Essentially, we got faster, cheaper, and lower power, all at once. Then, we cranked up the speed, put more dollars into cutting-edge technology, and things became faster, hotter, and more expensive. We've gained wealth, though--we've gained it and we've spent it to get even more speed. We had all of speed, power consumption, and cost, and we paid the cost and power consumption gains back in and opted for even more speed. In the end, though, the output's still bigger than our original input.

We violated the silly "can't have everything" law every step of the way.

Re:Fast, Cheap n' Frigid

[mjr167]

Shush! We have no place for you and your logic!

Re:Fast, Cheap n' Frigid

[inputdev]

In economics people like to discuss job creators and wealth movement, trickle-up and trickle-down, the loss of businesses, poor people and rich people... but they fail to understand wealth. Take the "shop locally" thing... if you have a local bookstore versus Amazon, people tell you to shop locally because it "keeps the money in the community." Problem is the local bookstore is crap, they order from the big publishers and distributors, etc; some folks argue Walmart or B&N are as bad as Amazon and not like a local bookstore, but their stores still pay local taxes on their income, they still pay rent, hire sales people, and order from the same distributors. Now let's say you order from Amazon because it's $10 cheaper. That money leaves the local community, but $10 stays ... you're $10 wealthier. The local bookstore has terrible selection and is expensive... it goes out of business. Meanwhile you've got a local farmer's market and you shop there with the extra $10 you have. That's wealth creation: you have the same goods (a book) plus more money ($10) to buy other goods (fresh food). If this is the general trend, the Farmer's Market garners that much more business, expands, and replaces the local book shop's place in the community--the community demand for a farmer's market was higher than a local bookstore, the community is now wealthier.

The problem is that the local bookstore doesn't have to be crap to go out of business, and why does someone who decides to save $10 by buying from amazon decide to shop at a farmer's market (less convenient, can be more expensive) instead of a grocery store? I know you have a good point about what makes the community wealthier, but there are advantages to having retail stores in your area beyond price and selection - I like having a downtown to stroll around and look at things in shops, and I know I'm not alone - I don't want to see a bunch of failing businesses with scary homeless people begging for change (this is the way it's headed) with the "normal" people isolated in their suburban house getting goods shipped to the house.

Faster?

[iiii]

...thousands of times faster than current state-of-the-art copper and optical networks...

Nope. Electrons and photons still moving at the speed of light, which is relatively constant. (c what I did there?!?)

Ok, mostly I'm just being a smart ass. This may improve throughput and/or latency. But our chips are running into constraints due to the fact that the electrons can only go so far in on clock cycle.

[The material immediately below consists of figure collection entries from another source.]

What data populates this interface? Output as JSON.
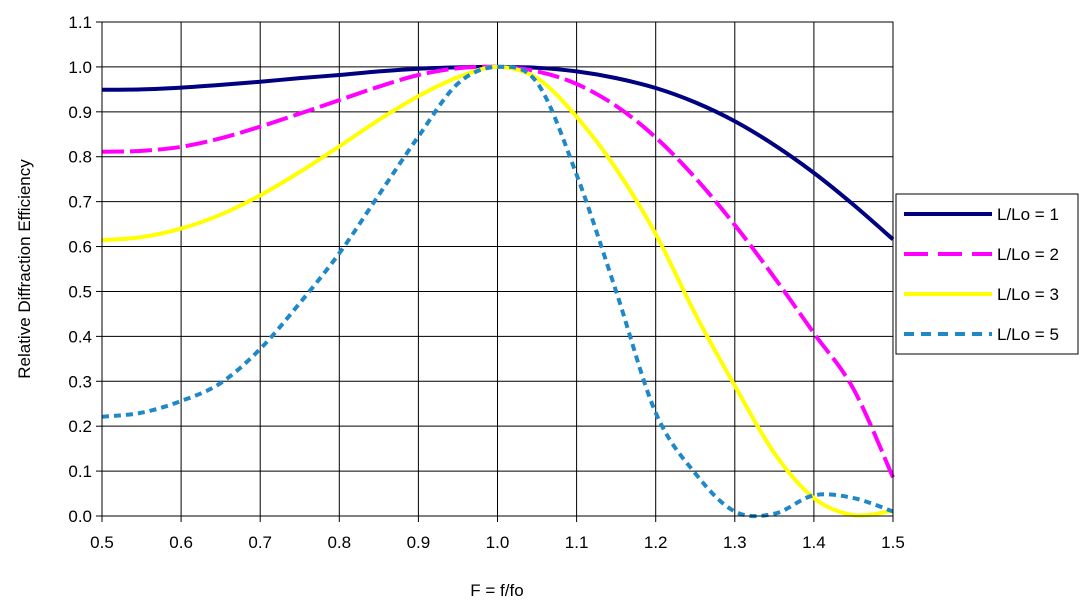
{
  "chart_data": {
    "type": "line",
    "title": "",
    "xlabel": "F = f/fo",
    "ylabel": "Relative Diffraction Efficiency",
    "xlim": [
      0.5,
      1.5
    ],
    "ylim": [
      0.0,
      1.1
    ],
    "x_ticks": [
      "0.5",
      "0.6",
      "0.7",
      "0.8",
      "0.9",
      "1.0",
      "1.1",
      "1.2",
      "1.3",
      "1.4",
      "1.5"
    ],
    "y_ticks": [
      "0.0",
      "0.1",
      "0.2",
      "0.3",
      "0.4",
      "0.5",
      "0.6",
      "0.7",
      "0.8",
      "0.9",
      "1.0",
      "1.1"
    ],
    "grid": true,
    "legend_position": "right",
    "x": [
      0.5,
      0.55,
      0.6,
      0.65,
      0.7,
      0.75,
      0.8,
      0.85,
      0.9,
      0.95,
      1.0,
      1.05,
      1.1,
      1.15,
      1.2,
      1.25,
      1.3,
      1.35,
      1.4,
      1.45,
      1.5
    ],
    "series": [
      {
        "name": "L/Lo = 1",
        "color": "#000080",
        "dash": "solid",
        "values": [
          0.949,
          0.95,
          0.954,
          0.96,
          0.967,
          0.975,
          0.982,
          0.99,
          0.996,
          0.999,
          1.0,
          0.998,
          0.99,
          0.975,
          0.953,
          0.921,
          0.879,
          0.826,
          0.764,
          0.693,
          0.616
        ]
      },
      {
        "name": "L/Lo = 2",
        "color": "#ff00ff",
        "dash": "dashed",
        "values": [
          0.811,
          0.813,
          0.822,
          0.841,
          0.867,
          0.896,
          0.926,
          0.956,
          0.982,
          0.997,
          1.0,
          0.99,
          0.962,
          0.913,
          0.843,
          0.753,
          0.648,
          0.531,
          0.407,
          0.283,
          0.086
        ]
      },
      {
        "name": "L/Lo = 3",
        "color": "#ffff00",
        "dash": "solid",
        "values": [
          0.614,
          0.621,
          0.64,
          0.671,
          0.714,
          0.766,
          0.823,
          0.882,
          0.935,
          0.977,
          1.0,
          0.975,
          0.889,
          0.773,
          0.628,
          0.45,
          0.29,
          0.14,
          0.04,
          0.002,
          0.012
        ]
      },
      {
        "name": "L/Lo = 5",
        "color": "#1f88c8",
        "dash": "dotted",
        "values": [
          0.221,
          0.23,
          0.256,
          0.296,
          0.372,
          0.474,
          0.585,
          0.715,
          0.845,
          0.963,
          1.0,
          0.965,
          0.76,
          0.5,
          0.23,
          0.095,
          0.01,
          0.005,
          0.046,
          0.04,
          0.01
        ]
      }
    ]
  }
}
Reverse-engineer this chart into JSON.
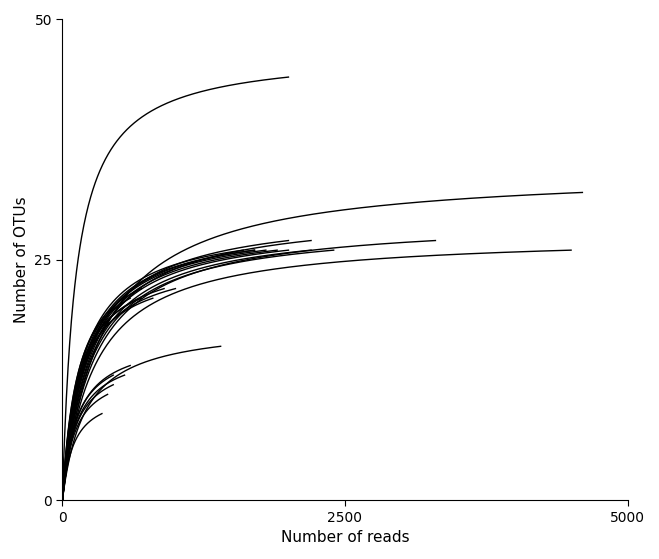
{
  "title": "",
  "xlabel": "Number of reads",
  "ylabel": "Number of OTUs",
  "xlim": [
    0,
    5000
  ],
  "ylim": [
    0,
    50
  ],
  "xticks": [
    0,
    2500,
    5000
  ],
  "yticks": [
    0,
    25,
    50
  ],
  "background_color": "#ffffff",
  "line_color": "#000000",
  "line_width": 1.0,
  "curves": [
    {
      "max_x": 2000,
      "max_y": 44,
      "k": 120
    },
    {
      "max_x": 4600,
      "max_y": 32,
      "k": 350
    },
    {
      "max_x": 4500,
      "max_y": 26,
      "k": 280
    },
    {
      "max_x": 3300,
      "max_y": 27,
      "k": 280
    },
    {
      "max_x": 2200,
      "max_y": 27,
      "k": 250
    },
    {
      "max_x": 2200,
      "max_y": 26,
      "k": 240
    },
    {
      "max_x": 2000,
      "max_y": 26,
      "k": 220
    },
    {
      "max_x": 1900,
      "max_y": 26,
      "k": 210
    },
    {
      "max_x": 1800,
      "max_y": 26,
      "k": 200
    },
    {
      "max_x": 1700,
      "max_y": 26,
      "k": 190
    },
    {
      "max_x": 1600,
      "max_y": 26,
      "k": 180
    },
    {
      "max_x": 2000,
      "max_y": 27,
      "k": 230
    },
    {
      "max_x": 1700,
      "max_y": 26,
      "k": 200
    },
    {
      "max_x": 2400,
      "max_y": 26,
      "k": 250
    },
    {
      "max_x": 1000,
      "max_y": 22,
      "k": 160
    },
    {
      "max_x": 900,
      "max_y": 22,
      "k": 150
    },
    {
      "max_x": 800,
      "max_y": 21,
      "k": 145
    },
    {
      "max_x": 700,
      "max_y": 22,
      "k": 140
    },
    {
      "max_x": 700,
      "max_y": 21,
      "k": 135
    },
    {
      "max_x": 600,
      "max_y": 21,
      "k": 130
    },
    {
      "max_x": 1400,
      "max_y": 16,
      "k": 200
    },
    {
      "max_x": 600,
      "max_y": 14,
      "k": 130
    },
    {
      "max_x": 550,
      "max_y": 13,
      "k": 125
    },
    {
      "max_x": 450,
      "max_y": 13,
      "k": 120
    },
    {
      "max_x": 450,
      "max_y": 12,
      "k": 115
    },
    {
      "max_x": 400,
      "max_y": 11,
      "k": 110
    },
    {
      "max_x": 350,
      "max_y": 9,
      "k": 100
    }
  ]
}
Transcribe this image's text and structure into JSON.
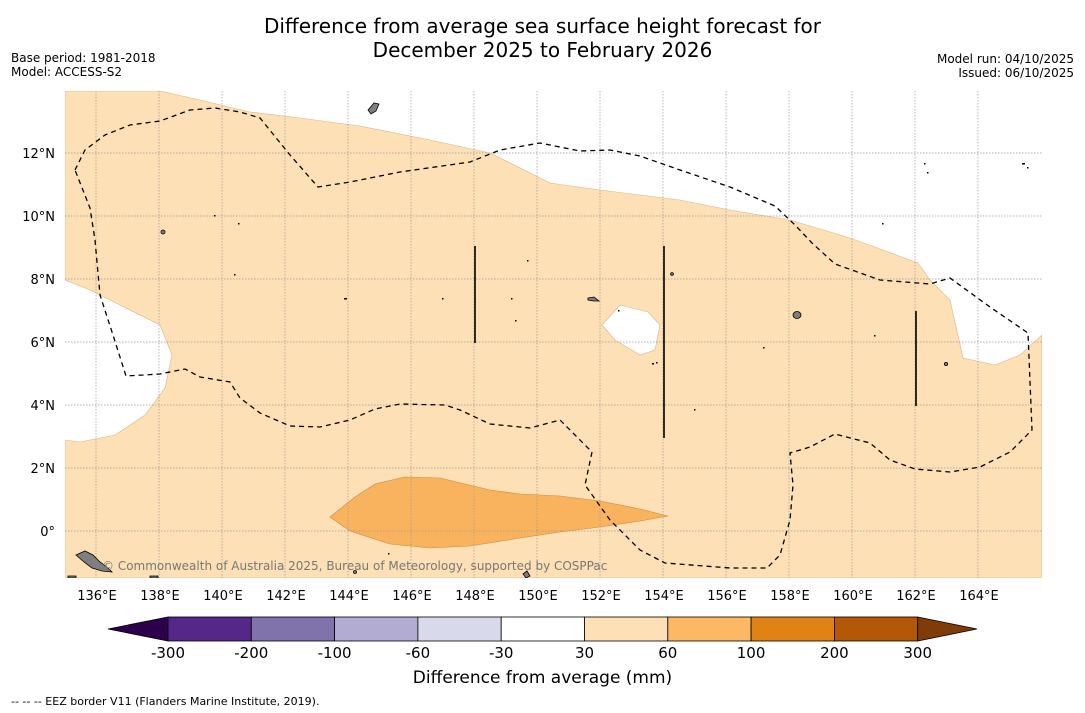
{
  "title": {
    "line1": "Difference from average sea surface height forecast for",
    "line2": "December 2025 to February 2026"
  },
  "meta_left": {
    "base_period": "Base period: 1981-2018",
    "model": "Model: ACCESS-S2"
  },
  "meta_right": {
    "model_run": "Model run: 04/10/2025",
    "issued": "Issued: 06/10/2025"
  },
  "map": {
    "lon_labels": [
      "136°E",
      "138°E",
      "140°E",
      "142°E",
      "144°E",
      "146°E",
      "148°E",
      "150°E",
      "152°E",
      "154°E",
      "156°E",
      "158°E",
      "160°E",
      "162°E",
      "164°E"
    ],
    "lat_labels": [
      "12°N",
      "10°N",
      "8°N",
      "6°N",
      "4°N",
      "2°N",
      "0°"
    ],
    "attribution": "© Commonwealth of Australia 2025, Bureau of Meteorology, supported by COSPPac",
    "colors": {
      "band_30_60": "#fde0b5",
      "band_60_100": "#f9b35e",
      "land": "#7f7f7f"
    }
  },
  "colorbar": {
    "ticks": [
      "-300",
      "-200",
      "-100",
      "-60",
      "-30",
      "30",
      "60",
      "100",
      "200",
      "300"
    ],
    "colors": [
      "#2d004b",
      "#542788",
      "#8073ac",
      "#b2abd2",
      "#d8daeb",
      "#ffffff",
      "#fee0b6",
      "#fdb863",
      "#e08214",
      "#b35806",
      "#7f3b08"
    ],
    "label": "Difference from average (mm)"
  },
  "footnote": "--  --  -- EEZ border V11 (Flanders Marine Institute, 2019)."
}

The stuff is cool, but it's not going to fix those problems.

Re:Faster?

Electrons don't move at the speed of light. The electric field generated by moving electrons propagates at the speed of light. In other words, when an electron starts moving at one end of a wire, the electric field propagates down the wire at the speed of light and starts the electrons at the other end moving.

Re:Fast, Cheap n' Frigid

[dcollins]

"In all cases, something else will replace a failed business--it always does."

Now, that's just flat-out religious belief. Places like Detroit or other pure ghost towns serve as counterexamples.